Он проводит пальцем по моей щеке. Гладит мои волосы. Я вскакиваю, опрокидываю стул. Привлекаю внимание санитаров. Они его уводят, меня зовёт психиатр. Снова допрос, снова таблетки. Надоело.
====== Об угасании, открытых дверях и смелости ======
Незримый призрак питается снами. Однажды он уйдёт, и после него ничего не останется. А пока — дери, дери когтями моё сердце. Напоминай, что оно у меня ещё есть. Шепчи мне чёрные баллады, чтобы я не захлебнулась от тишины, обступившей меня.

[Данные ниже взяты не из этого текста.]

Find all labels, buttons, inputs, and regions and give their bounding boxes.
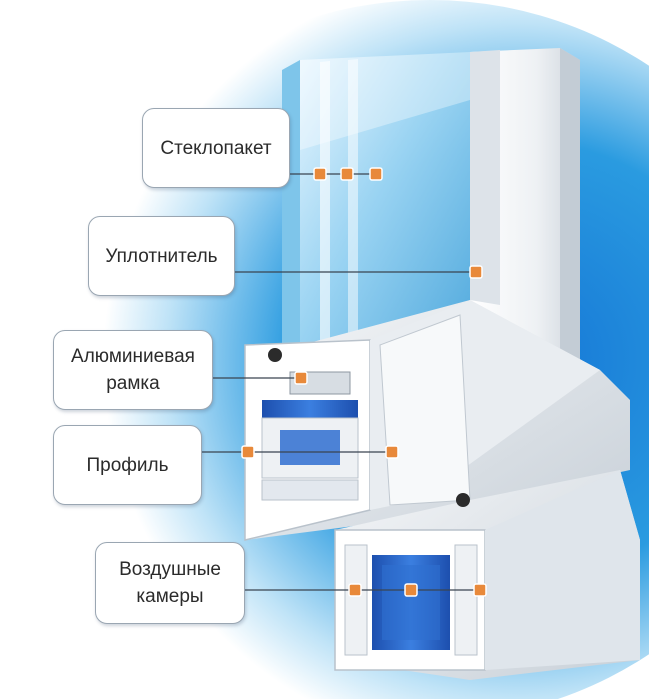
callout-aluminum-frame: Алюминиевая рамка: [53, 330, 213, 410]
glazing-unit-glass: [282, 52, 470, 380]
label-glazing-unit: Стеклопакет: [160, 137, 272, 159]
marker-glazing-3: [369, 167, 383, 181]
label-air-chambers-line2: камеры: [136, 586, 204, 607]
callout-glazing-unit: Стеклопакет: [142, 108, 290, 188]
marker-air-chamber-3: [473, 583, 487, 597]
marker-profile-2: [385, 445, 399, 459]
sash-profile: [244, 300, 630, 541]
marker-aluminum-frame: [294, 371, 308, 385]
label-aluminum-frame-line1: Алюминиевая: [71, 346, 195, 367]
frame-profile: [334, 470, 640, 680]
callout-seal: Уплотнитель: [88, 216, 235, 296]
marker-glazing-2: [340, 167, 354, 181]
marker-profile-1: [241, 445, 255, 459]
markers: [241, 167, 487, 597]
leader-lines: [202, 173, 480, 591]
label-aluminum-frame-line2: рамка: [106, 373, 160, 394]
marker-glazing-1: [313, 167, 327, 181]
callout-air-chambers: Воздушные камеры: [95, 542, 245, 624]
label-seal: Уплотнитель: [105, 245, 218, 267]
label-air-chambers-line1: Воздушные: [119, 559, 221, 580]
marker-air-chamber-1: [348, 583, 362, 597]
callout-profile: Профиль: [53, 425, 202, 505]
marker-seal: [469, 265, 483, 279]
marker-air-chamber-2: [404, 583, 418, 597]
label-profile: Профиль: [86, 454, 169, 476]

Настигло ли письмо адресата? Тогда, той ночью мне казалось, что мне стало легче. Но я ошиблась. Стало только хуже. Теперь лицо Марка было обезображено, ухмыляющееся мерзкое чудовище смотрело на меня из зеркала. Я потеряла счет дням, отвечала на вопросы врачей машинально, лекарства, пока никто не видел, смывала в унитаз. И чувствовала, как я таяла, словно ледяная статуя, сгорала, как вампир на солнце. В минуты наибольшего моего отчаяния бес хохотал, как безумный. У него были глаза Тома — в них так же было невыносимо смотреть.
Забавно, что Элли становилась всё более радостной, хотя угасала, как я. Только угасала она по-другому: светло, тихо, как последний солнечный лучик, как лунный свет, как утренняя звезда. Иногда она казалась мне совсем прозрачной, и я боялась, что если дотронусь до неё, то схвачу воздух.
— Не боишься? — спросила я.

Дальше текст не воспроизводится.